European Energy Crisis To Hinder The Growth Of Worldwide Chemical Market

European Energy Crisis To Hinder The Growth Of Worldwide Chemical Market

Europe is witnessing one of history’s worst energy crises in the face of the Russia-Ukraine cross-border dispute.  With Russia’s decision to cut down its gas supplies, the entire region is facing an energy downfall.

Most of the energy-intensive sectors have slowed down their production rates, which in turn is impeding overall economic growth.

It is worth noting that, various European nations are credited for the production and manufacturing of a high volume of chemical products. In fact, Europe accounts for the production of more than 20% of ammonia as compared to other regions of the world.

But, the energy crisis has slashed the production capacity of several chemical manufacturing units. Apart from ammonia, the region is also known for producing other energy-intensive chemicals such as melamine, caprolactam, and methanol, among others.

Soaring electricity costs take a toll on the economy

The ongoing energy crisis in the region is powered by the aftereffects of the COVID-19 pandemic along with Russia’s decision to shut its Nord Stream 1 gas pipeline.

Sources claim that as a result of this crisis, the electricity bill for residential and commercial complexes across Europe will witness a robust surge.

In fact, it is anticipated that a European family would receive energy bills of up to EUD 500 per month from early next year.

The skyrocketing energy bills will push chemical producers and manufacturers to reduce their production capacities.  Moreover, some of the business owners might also decide to back out from their energy-intensive businesses to escape excessive commercial energy bills.
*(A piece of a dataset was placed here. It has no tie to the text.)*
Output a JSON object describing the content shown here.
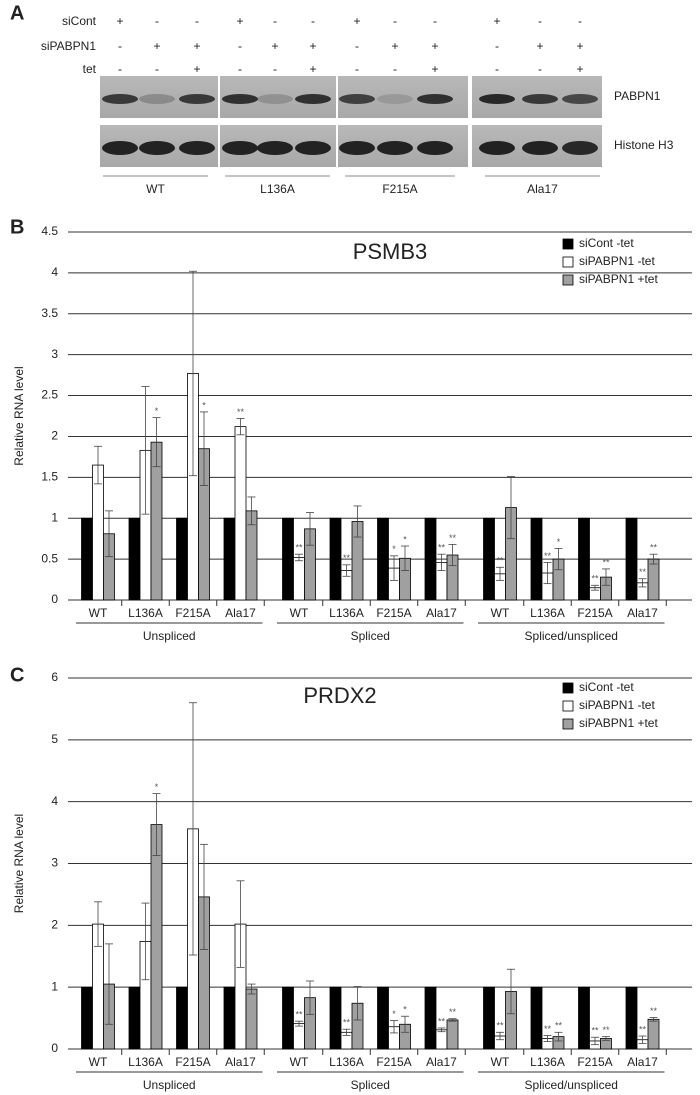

Expert analysis claim that the situation would be worse during winter months owing to the seasonality of natural gas usage. It is evident that Europe consumes higher energy across residential and commercial complexes due to the weather extremities.

Although various governments are undertaking pivotal decisions to deal with the economic crisis, the implementation of these interventions is expected to take months if not years.

Some governments have suggested the related authorities buy natural gas from industrial users and store it for future use.

But as per experts, this might solve the affordability issue but smarter measures are needed to deal with the quantity issue.